Complex question?

Let $z = x + iy$ with $x,y \in \mathbb{R}$ , then

$(x + iy)^2 + \sqrt{x^2 + y^2} = 0$

$x^2 - y^2 + 2xyi = - \sqrt{x^2 + y^2}$

Comparing imaginary and real parts, we find that x = y = 0 is a solution or that either x = 0 or y = 0. The case in which y = 0 gets excluded, because the left hand side would be strictly positive $(x^2)$ , while the right hand side $(-\sqrt{x^2})$ would be strictly negative. (Note that the only solution $(x= y = 0)$ is already found by other reasoning, math is extremely beautiful :-)).

We thus continue with $x= 0$ and get:

$-y^2 = - \sqrt{y^2}$

$y^4 = y^2$

$y^2 = 1$

$y = 1 \vee -1$ .

Hence we get three solutions $(0, i, -i)$ .

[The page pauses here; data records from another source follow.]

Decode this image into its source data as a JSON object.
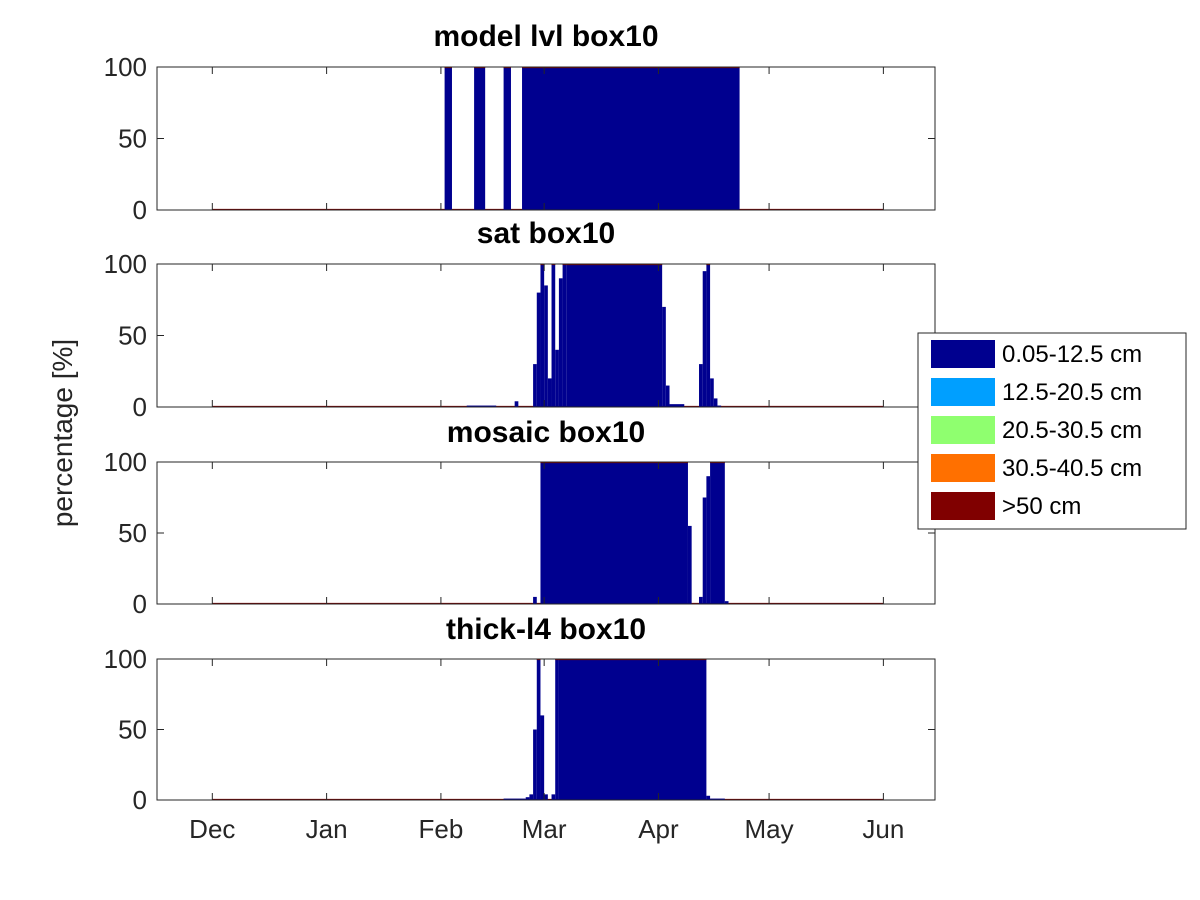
{
  "chart_data": [
    {
      "type": "bar",
      "title": "model lvl box10",
      "ylim": [
        0,
        100
      ],
      "yticks": [
        "0",
        "50",
        "100"
      ],
      "series": [
        {
          "name": "0.05-12.5 cm",
          "segments": [
            {
              "start": "Feb 02",
              "end": "Feb 04",
              "value": 100
            },
            {
              "start": "Feb 10",
              "end": "Feb 13",
              "value": 100
            },
            {
              "start": "Feb 18",
              "end": "Feb 20",
              "value": 100
            },
            {
              "start": "Feb 23",
              "end": "Apr 23",
              "value": 100
            }
          ]
        }
      ]
    },
    {
      "type": "bar",
      "title": "sat box10",
      "ylim": [
        0,
        100
      ],
      "yticks": [
        "0",
        "50",
        "100"
      ],
      "series": [
        {
          "name": "0.05-12.5 cm",
          "segments": [
            {
              "start": "Feb 08",
              "end": "Feb 16",
              "value": 1
            },
            {
              "start": "Feb 21",
              "end": "Feb 22",
              "value": 4
            },
            {
              "start": "Feb 26",
              "end": "Feb 27",
              "value": 30
            },
            {
              "start": "Feb 27",
              "end": "Feb 28",
              "value": 80
            },
            {
              "start": "Feb 28",
              "end": "Mar 01",
              "value": 100
            },
            {
              "start": "Mar 01",
              "end": "Mar 02",
              "value": 85
            },
            {
              "start": "Mar 02",
              "end": "Mar 03",
              "value": 20
            },
            {
              "start": "Mar 03",
              "end": "Mar 04",
              "value": 100
            },
            {
              "start": "Mar 04",
              "end": "Mar 05",
              "value": 40
            },
            {
              "start": "Mar 05",
              "end": "Mar 06",
              "value": 90
            },
            {
              "start": "Mar 06",
              "end": "Mar 07",
              "value": 100
            },
            {
              "start": "Mar 07",
              "end": "Apr 02",
              "value": 100
            },
            {
              "start": "Apr 02",
              "end": "Apr 03",
              "value": 70
            },
            {
              "start": "Apr 03",
              "end": "Apr 04",
              "value": 15
            },
            {
              "start": "Apr 04",
              "end": "Apr 08",
              "value": 2
            },
            {
              "start": "Apr 12",
              "end": "Apr 13",
              "value": 30
            },
            {
              "start": "Apr 13",
              "end": "Apr 14",
              "value": 95
            },
            {
              "start": "Apr 14",
              "end": "Apr 15",
              "value": 100
            },
            {
              "start": "Apr 15",
              "end": "Apr 16",
              "value": 20
            },
            {
              "start": "Apr 16",
              "end": "Apr 17",
              "value": 6
            },
            {
              "start": "Apr 17",
              "end": "Apr 18",
              "value": 1
            }
          ]
        }
      ]
    },
    {
      "type": "bar",
      "title": "mosaic box10",
      "ylim": [
        0,
        100
      ],
      "yticks": [
        "0",
        "50",
        "100"
      ],
      "series": [
        {
          "name": "0.05-12.5 cm",
          "segments": [
            {
              "start": "Feb 26",
              "end": "Feb 27",
              "value": 5
            },
            {
              "start": "Feb 28",
              "end": "Apr 09",
              "value": 100
            },
            {
              "start": "Apr 09",
              "end": "Apr 10",
              "value": 55
            },
            {
              "start": "Apr 12",
              "end": "Apr 13",
              "value": 5
            },
            {
              "start": "Apr 13",
              "end": "Apr 14",
              "value": 75
            },
            {
              "start": "Apr 14",
              "end": "Apr 15",
              "value": 90
            },
            {
              "start": "Apr 15",
              "end": "Apr 19",
              "value": 100
            },
            {
              "start": "Apr 19",
              "end": "Apr 20",
              "value": 2
            }
          ]
        }
      ]
    },
    {
      "type": "bar",
      "title": "thick-l4 box10",
      "ylim": [
        0,
        100
      ],
      "yticks": [
        "0",
        "50",
        "100"
      ],
      "series": [
        {
          "name": "0.05-12.5 cm",
          "segments": [
            {
              "start": "Feb 18",
              "end": "Feb 24",
              "value": 1
            },
            {
              "start": "Feb 24",
              "end": "Feb 25",
              "value": 2
            },
            {
              "start": "Feb 25",
              "end": "Feb 26",
              "value": 4
            },
            {
              "start": "Feb 26",
              "end": "Feb 27",
              "value": 50
            },
            {
              "start": "Feb 27",
              "end": "Feb 28",
              "value": 100
            },
            {
              "start": "Feb 28",
              "end": "Mar 01",
              "value": 60
            },
            {
              "start": "Mar 01",
              "end": "Mar 02",
              "value": 4
            },
            {
              "start": "Mar 03",
              "end": "Mar 04",
              "value": 4
            },
            {
              "start": "Mar 04",
              "end": "Mar 05",
              "value": 100
            },
            {
              "start": "Mar 05",
              "end": "Apr 14",
              "value": 100
            },
            {
              "start": "Apr 14",
              "end": "Apr 15",
              "value": 3
            },
            {
              "start": "Apr 15",
              "end": "Apr 19",
              "value": 1
            }
          ]
        }
      ]
    }
  ],
  "shared": {
    "ylabel": "percentage [%]",
    "xtick_labels": [
      "Dec",
      "Jan",
      "Feb",
      "Mar",
      "Apr",
      "May",
      "Jun"
    ],
    "xtick_dates": [
      "Dec 01",
      "Jan 01",
      "Feb 01",
      "Mar 01",
      "Apr 01",
      "May 01",
      "Jun 01"
    ],
    "x_range": [
      "Nov 16",
      "Jun 15"
    ],
    "legend": {
      "placement": "right",
      "entries": [
        {
          "label": "0.05-12.5 cm",
          "color": "#00008f"
        },
        {
          "label": "12.5-20.5 cm",
          "color": "#009fff"
        },
        {
          "label": "20.5-30.5 cm",
          "color": "#8fff6f"
        },
        {
          "label": "30.5-40.5 cm",
          "color": "#ff7000"
        },
        {
          "label": ">50 cm",
          "color": "#800000"
        }
      ]
    },
    "baseline_color": "#800000"
  }
}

Let z=re^(iθ), then r^2. e^(i2θ) + r = 0, then r.e^(i2θ) = -1 = e^i(π+2 πk), so θ= π/2 + πk, where
k= 0,1,2...,and r =1.So the the solutions are z=0,i,-i.

Put z=x+iy. The given equation is then equivalent to xy=0 and x^2 + sqrt(x^2+y^2)=y^2. The only solutions are (x, y)=(0,0);(0,1);(0,-1)

@jaikirat sandhu , how is this level 4?

The complex nos. are 0, i, and -i